Edited by Deepali Verma
Trouble is growing for Byju’s as the company faced a setback with two more insolvency petitions being filed against it. Foreign lenders have in total extended over 85% of the $1.2 billion term loan B (TLB), filed an insolvency petition against the firm in the National Company Law tribunal earlier this week.
Meanwhile, France-based Teleperformance Business Services also filed a similar plea in the tribunal for recovery of its dues on January 25. The petition of the foreign lenders is yet to be taken on record by the Bengaluru bench of the NCLT, Teleperformance’s plea has been registered. Petition by the foreign lenders falls in the category of financial creditors but Teleperformance being a vendor will fall in the category of operational creditor.
Another insolvency petition against the edtech firm came from BCCI, which is being heard in the NCLT.
Upon contact with respect to the foreign lenders move to NCLT against the firm, a Byju’s spokesperson remarked that the move is premature and baseless. “The validity of lenders’ actions, involving the acceleration of the term loan, is pending and under challenge in several proceedings, including before the New York Supreme Court. Therefore, any proceedings before NCLT are premature and baseless,” said the spokesperson.

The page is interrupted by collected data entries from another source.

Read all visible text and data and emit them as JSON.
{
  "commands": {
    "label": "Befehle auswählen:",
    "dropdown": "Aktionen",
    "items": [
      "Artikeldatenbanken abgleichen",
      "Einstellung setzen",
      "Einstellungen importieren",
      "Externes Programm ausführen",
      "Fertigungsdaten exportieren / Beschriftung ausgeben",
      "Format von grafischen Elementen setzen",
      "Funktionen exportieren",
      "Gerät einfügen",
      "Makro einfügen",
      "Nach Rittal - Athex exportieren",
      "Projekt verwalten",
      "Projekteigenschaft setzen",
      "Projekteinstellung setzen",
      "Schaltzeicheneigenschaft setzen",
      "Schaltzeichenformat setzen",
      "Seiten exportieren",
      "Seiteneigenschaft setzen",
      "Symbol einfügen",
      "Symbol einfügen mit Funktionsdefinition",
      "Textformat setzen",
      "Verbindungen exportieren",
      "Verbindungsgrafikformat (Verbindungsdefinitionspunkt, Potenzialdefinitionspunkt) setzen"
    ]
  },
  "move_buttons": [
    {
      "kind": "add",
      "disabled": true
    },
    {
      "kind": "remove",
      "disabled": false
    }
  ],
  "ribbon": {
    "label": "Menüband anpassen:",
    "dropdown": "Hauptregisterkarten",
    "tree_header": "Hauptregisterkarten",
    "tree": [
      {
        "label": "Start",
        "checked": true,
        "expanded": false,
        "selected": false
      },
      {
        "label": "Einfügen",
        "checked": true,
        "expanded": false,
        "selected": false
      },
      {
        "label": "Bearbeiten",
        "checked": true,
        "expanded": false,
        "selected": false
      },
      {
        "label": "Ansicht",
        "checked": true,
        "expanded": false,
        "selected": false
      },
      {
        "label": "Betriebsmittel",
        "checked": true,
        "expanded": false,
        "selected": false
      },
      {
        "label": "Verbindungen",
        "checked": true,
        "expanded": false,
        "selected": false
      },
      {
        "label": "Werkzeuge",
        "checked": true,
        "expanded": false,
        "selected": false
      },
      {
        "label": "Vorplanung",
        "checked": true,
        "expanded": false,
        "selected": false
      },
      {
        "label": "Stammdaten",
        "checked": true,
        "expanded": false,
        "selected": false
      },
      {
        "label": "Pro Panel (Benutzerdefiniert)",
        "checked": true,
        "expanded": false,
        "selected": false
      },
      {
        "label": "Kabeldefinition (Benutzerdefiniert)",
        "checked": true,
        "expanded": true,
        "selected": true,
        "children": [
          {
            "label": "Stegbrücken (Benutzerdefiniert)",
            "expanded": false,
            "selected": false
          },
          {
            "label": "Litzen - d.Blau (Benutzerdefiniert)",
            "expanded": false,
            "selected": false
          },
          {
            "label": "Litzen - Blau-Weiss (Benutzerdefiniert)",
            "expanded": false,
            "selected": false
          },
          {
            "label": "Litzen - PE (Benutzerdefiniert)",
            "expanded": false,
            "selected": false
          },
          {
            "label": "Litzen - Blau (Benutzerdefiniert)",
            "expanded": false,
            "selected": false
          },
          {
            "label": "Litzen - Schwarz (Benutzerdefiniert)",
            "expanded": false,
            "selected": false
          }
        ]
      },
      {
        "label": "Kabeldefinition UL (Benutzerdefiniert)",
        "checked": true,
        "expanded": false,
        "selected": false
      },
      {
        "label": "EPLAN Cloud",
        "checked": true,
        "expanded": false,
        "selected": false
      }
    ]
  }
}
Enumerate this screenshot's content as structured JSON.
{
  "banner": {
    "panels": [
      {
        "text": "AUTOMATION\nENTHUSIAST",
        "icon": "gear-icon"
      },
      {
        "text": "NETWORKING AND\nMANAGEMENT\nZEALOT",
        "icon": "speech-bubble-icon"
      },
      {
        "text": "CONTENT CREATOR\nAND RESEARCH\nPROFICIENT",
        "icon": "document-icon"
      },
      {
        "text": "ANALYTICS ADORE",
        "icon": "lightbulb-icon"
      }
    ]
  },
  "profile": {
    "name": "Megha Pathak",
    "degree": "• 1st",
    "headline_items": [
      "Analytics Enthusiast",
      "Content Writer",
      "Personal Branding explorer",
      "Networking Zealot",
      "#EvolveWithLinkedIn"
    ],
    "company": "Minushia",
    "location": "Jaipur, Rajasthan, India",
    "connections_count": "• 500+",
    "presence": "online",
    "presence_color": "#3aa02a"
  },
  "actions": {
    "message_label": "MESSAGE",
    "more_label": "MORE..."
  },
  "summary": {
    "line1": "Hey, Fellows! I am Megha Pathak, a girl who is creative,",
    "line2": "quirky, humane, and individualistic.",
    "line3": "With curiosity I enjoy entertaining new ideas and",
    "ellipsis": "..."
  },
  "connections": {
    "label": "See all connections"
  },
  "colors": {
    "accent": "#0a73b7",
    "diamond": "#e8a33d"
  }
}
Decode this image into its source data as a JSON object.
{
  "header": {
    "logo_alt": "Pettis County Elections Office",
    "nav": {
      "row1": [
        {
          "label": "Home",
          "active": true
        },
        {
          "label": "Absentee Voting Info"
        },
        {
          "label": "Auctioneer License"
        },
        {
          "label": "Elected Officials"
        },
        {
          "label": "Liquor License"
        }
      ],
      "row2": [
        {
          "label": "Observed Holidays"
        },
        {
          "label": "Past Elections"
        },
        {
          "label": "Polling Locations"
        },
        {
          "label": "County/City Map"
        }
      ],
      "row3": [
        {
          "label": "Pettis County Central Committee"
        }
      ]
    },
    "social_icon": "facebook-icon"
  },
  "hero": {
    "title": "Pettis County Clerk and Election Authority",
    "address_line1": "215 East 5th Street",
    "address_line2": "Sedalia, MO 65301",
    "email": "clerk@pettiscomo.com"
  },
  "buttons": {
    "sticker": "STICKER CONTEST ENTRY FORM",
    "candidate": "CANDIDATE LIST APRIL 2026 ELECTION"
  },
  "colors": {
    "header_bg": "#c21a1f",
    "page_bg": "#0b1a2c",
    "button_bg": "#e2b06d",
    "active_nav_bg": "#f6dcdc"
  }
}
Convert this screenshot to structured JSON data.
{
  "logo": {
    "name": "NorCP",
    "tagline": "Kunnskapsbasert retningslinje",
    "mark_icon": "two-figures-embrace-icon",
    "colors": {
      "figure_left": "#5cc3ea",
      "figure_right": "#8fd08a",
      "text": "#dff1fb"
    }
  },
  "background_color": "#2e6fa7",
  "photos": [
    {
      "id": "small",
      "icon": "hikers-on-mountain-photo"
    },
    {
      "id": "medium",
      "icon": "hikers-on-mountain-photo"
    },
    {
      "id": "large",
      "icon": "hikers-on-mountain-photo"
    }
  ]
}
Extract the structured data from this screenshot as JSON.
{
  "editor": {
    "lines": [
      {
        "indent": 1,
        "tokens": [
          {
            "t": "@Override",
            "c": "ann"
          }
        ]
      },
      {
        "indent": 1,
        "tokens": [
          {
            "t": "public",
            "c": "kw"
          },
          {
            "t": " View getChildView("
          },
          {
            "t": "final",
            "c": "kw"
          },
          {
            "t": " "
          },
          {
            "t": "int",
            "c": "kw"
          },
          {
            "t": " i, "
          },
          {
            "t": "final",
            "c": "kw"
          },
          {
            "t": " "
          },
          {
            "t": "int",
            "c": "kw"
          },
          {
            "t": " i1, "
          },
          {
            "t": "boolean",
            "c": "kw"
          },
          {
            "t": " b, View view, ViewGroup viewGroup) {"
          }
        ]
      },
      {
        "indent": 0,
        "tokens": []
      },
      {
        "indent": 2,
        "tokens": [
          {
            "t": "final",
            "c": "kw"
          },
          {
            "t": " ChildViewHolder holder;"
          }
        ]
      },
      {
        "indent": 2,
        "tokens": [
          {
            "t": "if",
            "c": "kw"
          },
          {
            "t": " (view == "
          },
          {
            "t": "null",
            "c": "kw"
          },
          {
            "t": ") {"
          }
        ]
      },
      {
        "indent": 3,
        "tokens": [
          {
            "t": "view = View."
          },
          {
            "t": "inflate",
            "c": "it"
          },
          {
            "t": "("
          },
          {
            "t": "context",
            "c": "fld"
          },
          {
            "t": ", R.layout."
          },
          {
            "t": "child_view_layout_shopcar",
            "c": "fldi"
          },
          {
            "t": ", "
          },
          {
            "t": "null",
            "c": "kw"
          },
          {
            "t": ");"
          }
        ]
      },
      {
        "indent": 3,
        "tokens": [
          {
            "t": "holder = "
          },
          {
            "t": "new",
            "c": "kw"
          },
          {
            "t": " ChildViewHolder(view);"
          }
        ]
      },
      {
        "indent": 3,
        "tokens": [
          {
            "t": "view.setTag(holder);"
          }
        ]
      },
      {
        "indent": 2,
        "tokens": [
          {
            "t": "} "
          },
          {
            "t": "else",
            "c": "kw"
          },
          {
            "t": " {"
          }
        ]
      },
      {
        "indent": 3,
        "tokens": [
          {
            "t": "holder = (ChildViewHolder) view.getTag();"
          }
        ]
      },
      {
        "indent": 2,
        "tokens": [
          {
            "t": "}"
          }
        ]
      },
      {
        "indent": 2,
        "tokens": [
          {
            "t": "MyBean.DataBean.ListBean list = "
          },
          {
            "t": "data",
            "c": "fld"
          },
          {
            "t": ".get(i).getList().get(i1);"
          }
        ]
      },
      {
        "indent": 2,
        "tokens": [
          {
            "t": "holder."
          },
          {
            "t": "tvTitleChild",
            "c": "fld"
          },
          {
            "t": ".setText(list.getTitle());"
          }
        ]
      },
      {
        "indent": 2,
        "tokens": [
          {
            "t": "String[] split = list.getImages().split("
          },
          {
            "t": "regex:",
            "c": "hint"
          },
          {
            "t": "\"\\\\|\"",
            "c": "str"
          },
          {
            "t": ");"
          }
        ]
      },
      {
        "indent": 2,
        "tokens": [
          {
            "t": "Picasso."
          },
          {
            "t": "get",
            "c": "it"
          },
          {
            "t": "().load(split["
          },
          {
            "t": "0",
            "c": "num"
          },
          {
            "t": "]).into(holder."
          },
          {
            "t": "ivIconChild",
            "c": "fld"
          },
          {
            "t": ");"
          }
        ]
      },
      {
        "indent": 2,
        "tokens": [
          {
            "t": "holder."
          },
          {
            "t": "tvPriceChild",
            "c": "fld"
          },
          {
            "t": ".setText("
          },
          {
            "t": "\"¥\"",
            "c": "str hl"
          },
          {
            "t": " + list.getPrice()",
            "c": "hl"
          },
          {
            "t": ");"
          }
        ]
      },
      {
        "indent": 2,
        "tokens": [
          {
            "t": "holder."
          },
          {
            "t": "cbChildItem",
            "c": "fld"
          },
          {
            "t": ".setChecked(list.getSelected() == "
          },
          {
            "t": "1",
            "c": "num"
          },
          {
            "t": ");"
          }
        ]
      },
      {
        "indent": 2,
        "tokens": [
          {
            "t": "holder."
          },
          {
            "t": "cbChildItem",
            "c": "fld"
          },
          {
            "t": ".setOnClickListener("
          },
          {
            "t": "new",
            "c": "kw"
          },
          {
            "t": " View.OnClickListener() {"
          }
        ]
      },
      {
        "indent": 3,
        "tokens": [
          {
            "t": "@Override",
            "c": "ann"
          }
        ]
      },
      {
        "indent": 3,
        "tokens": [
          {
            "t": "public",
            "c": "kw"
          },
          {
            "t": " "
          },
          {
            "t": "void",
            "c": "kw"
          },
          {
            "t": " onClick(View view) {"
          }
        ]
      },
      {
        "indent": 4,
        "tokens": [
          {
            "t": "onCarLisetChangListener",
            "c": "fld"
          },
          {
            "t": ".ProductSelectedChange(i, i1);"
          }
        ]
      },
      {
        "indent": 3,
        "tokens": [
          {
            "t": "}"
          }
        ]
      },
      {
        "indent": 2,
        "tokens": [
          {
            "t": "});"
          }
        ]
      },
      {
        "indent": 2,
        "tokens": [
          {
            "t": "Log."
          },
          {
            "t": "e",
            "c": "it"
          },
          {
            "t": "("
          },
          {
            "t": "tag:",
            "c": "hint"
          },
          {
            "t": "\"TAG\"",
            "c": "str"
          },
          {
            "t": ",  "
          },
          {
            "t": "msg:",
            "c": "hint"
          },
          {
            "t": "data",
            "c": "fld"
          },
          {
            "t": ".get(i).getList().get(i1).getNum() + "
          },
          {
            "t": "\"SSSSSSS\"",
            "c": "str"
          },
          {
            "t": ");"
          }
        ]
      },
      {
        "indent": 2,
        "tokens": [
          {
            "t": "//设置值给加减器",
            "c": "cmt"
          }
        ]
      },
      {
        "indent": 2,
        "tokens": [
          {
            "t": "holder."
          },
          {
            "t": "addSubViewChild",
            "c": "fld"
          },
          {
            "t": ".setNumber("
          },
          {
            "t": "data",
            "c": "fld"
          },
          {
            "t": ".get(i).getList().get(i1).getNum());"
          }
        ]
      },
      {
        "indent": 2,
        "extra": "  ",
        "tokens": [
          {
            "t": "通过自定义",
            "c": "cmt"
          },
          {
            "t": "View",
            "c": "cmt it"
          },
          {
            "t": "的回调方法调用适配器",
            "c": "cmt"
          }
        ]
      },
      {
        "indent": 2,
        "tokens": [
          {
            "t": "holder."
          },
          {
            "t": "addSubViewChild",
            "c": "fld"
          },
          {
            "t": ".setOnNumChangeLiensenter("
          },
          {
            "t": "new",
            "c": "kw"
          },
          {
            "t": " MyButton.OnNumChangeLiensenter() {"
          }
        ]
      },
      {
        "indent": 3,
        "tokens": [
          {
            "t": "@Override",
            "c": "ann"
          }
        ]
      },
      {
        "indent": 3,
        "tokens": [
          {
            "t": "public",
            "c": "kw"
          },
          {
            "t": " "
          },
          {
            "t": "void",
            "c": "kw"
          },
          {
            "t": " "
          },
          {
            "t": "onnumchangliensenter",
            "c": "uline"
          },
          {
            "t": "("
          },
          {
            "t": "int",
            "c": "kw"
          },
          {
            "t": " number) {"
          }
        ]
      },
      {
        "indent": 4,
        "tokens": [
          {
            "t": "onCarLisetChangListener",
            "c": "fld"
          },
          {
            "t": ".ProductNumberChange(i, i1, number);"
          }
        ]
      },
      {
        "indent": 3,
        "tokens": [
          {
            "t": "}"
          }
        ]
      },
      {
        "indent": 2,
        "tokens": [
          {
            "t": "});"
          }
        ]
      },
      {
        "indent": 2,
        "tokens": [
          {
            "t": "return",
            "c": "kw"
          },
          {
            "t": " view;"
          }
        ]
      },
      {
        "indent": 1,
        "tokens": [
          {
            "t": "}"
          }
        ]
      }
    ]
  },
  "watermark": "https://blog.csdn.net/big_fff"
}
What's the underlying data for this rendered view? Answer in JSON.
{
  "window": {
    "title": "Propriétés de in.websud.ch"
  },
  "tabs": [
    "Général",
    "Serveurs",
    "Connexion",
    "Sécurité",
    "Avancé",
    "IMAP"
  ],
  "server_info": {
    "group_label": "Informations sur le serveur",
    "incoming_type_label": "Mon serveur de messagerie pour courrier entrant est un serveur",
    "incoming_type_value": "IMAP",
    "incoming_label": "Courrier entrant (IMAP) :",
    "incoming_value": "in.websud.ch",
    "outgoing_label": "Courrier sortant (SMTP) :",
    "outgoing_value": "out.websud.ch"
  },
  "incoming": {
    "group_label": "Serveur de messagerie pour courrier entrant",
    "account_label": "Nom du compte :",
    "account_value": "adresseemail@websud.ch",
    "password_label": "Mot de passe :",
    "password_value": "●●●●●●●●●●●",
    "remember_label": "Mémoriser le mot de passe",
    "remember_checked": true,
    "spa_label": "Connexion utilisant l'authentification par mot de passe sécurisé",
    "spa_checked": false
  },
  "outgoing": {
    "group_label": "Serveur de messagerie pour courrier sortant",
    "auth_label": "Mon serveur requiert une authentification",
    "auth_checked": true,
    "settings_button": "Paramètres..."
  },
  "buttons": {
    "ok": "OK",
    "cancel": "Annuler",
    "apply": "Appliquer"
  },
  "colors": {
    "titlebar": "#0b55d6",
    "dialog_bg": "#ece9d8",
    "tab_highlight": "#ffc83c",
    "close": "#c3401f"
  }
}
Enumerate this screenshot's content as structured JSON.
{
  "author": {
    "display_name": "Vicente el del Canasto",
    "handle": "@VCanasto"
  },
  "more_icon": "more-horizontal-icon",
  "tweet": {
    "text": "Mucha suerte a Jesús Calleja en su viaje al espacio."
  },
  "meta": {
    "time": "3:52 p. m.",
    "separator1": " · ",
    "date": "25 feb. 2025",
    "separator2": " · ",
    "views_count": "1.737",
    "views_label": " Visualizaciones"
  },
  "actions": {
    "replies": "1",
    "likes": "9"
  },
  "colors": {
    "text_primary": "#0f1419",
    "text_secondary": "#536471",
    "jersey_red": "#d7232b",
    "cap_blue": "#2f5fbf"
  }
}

Further, the company is of a belief that the timing of the lenders’ is conspicuous as it coincides with the start of a rights issue by the parent company of Byju’s. Byju’s, in July, was close to an agreement with the steering committee of the lenders to amend the loan’s terms, such as the pricing and tenure, by August 3, 2023.
Byju’s and the lenders have found themselves in the middle of a protracted dispute over the use of funds. The disagreements started arising soon after the edtech firm secured the $1.2 billion term loan facility (TLB) from the lenders in November 2021. A TLB is defined as a senior secured syndicated credit facility issued by global institutional investors. The proceeds from a TLB are used to either refinance an existing debt or make overseas acquisitions to enhance a company’s offerings.
Additionally, Byju’s remarked that the start of the legal process is not a reflection of its financial strength or its ability to meet payment obligations. “We firmly maintain that we are a resilient, viable entity that is continuously charting a path towards sustainable growth,” the spokesperson said.
Byju’s, informed in September that it had invested the money raised through TLB in high-grade fixed income assets, countering allegations of concealing the money from lenders by putting it in an obscure hedge fund.
Byju’s said that the lender’s acceleration and consequent actions appear to be based, in part, on the failure of Whitehat Education Technology, a wholly-owned subsidiary of Think & Learn, to guarantee the term loan. The spokesperson pointed out that the lenders previously have made unsuccessful attempts to interfere with Byju’s rights to deal with capital provided under the loan agreement.
The company informed that the Delaware court has in addition refused to interfere with the Byju’s rights to disqualify distressed asset fund lenders under the loan agreement – who continue to take these steps in an attempt to get Byju’s to succumb to their extortionate demands.